Count the number of points in each quartile (q1, q2, q3, q4).

Parameters:

dfpd.DataFrame: The DataFrame that contains a 'quartile' column, which categorizes values into quartiles (q1, q2, q3, 4).

Returns:

dict: A dictionary with keys 'q1', 'q2', 'q3' and 'q4' where each key represents the number of points in that quartile.

almos.el_utils.load_options_from_csv(options_file)

Load default options from a CSV file if user inputs are not provided.

Parameters:

options_filestr: The path to the CSV file containing default options.

Returns:

dict or None: A dictionary containing the default values for 'y', 'ignore', and 'name' if the file is successfully read. Returns None if the file is not found.

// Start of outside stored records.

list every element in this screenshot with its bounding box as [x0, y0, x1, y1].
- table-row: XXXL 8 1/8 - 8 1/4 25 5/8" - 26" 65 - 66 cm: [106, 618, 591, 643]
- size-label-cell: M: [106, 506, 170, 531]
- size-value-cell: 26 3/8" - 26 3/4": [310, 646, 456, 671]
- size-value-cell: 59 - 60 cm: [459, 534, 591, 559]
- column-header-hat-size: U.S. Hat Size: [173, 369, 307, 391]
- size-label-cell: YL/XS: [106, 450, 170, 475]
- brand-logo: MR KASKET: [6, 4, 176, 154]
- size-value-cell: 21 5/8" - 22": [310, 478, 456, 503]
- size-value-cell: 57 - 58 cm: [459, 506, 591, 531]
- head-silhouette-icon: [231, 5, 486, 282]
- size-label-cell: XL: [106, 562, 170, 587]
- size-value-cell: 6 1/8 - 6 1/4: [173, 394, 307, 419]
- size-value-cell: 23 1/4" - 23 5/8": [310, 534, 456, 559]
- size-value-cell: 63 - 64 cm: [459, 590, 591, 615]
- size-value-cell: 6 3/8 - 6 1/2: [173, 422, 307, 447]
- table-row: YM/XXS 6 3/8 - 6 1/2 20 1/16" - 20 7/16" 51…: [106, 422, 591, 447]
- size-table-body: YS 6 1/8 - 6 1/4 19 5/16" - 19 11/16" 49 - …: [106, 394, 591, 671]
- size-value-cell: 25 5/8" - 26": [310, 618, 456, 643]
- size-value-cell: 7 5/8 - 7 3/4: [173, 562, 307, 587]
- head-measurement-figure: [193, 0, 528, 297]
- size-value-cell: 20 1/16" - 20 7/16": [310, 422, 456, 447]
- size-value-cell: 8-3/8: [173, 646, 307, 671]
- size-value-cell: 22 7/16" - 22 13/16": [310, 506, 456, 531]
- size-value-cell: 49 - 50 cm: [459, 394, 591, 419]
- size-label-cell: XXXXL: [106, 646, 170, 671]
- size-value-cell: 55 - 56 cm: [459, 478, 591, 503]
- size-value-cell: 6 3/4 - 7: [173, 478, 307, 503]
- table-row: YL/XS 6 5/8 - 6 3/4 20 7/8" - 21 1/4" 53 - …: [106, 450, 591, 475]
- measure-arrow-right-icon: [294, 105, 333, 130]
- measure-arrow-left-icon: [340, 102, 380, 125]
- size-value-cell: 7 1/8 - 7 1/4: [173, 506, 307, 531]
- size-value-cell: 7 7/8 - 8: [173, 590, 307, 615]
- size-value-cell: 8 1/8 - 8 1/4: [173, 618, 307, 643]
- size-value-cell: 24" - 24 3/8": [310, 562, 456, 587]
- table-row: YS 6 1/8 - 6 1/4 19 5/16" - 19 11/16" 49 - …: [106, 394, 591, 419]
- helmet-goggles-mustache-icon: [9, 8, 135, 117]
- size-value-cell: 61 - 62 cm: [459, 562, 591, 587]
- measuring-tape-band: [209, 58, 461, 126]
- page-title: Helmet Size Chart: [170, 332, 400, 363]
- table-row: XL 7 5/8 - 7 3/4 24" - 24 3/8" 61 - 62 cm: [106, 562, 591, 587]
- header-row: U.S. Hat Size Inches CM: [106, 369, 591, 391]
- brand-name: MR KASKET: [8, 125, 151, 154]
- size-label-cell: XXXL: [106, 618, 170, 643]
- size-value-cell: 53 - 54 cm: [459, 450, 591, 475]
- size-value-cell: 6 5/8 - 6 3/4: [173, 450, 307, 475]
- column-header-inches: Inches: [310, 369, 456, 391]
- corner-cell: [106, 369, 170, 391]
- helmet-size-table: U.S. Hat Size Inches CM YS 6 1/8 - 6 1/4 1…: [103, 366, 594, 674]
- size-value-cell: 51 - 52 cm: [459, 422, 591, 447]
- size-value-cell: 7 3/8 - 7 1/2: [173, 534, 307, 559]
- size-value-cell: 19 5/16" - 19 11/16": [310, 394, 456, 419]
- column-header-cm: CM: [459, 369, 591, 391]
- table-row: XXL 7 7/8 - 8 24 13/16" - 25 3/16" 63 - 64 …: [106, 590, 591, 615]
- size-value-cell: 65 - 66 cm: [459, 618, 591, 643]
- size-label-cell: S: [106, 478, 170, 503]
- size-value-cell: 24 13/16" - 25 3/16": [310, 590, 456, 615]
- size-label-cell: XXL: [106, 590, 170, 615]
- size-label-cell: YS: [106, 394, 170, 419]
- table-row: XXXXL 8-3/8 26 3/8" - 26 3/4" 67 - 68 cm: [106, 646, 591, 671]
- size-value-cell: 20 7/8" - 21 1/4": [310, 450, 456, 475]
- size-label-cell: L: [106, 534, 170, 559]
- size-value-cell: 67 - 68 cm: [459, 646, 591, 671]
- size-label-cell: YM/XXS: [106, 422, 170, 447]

almos.el_utils.plot_metrics_subplots(data, model_type, output_dir='batch_plots', batch_count=0): Function to plot different metrics in a 4x1 subplot layout and save as a single image.

almos.el_utils.process_batch(batch_number)

Extract RMSE, SD, score data from both left and right columns of the PDF report for a specific batch. (PFI model and non PFI model). Extract number or points from CSV files for both PFI and No_PFI models.

Parameters:

batch_numberint: The batch number to process (e.g., 1, 2, 3).

Returns:

dict: A dictionary containing the batch number, RMSE, and SD values for both columns (no_PFI and PFI).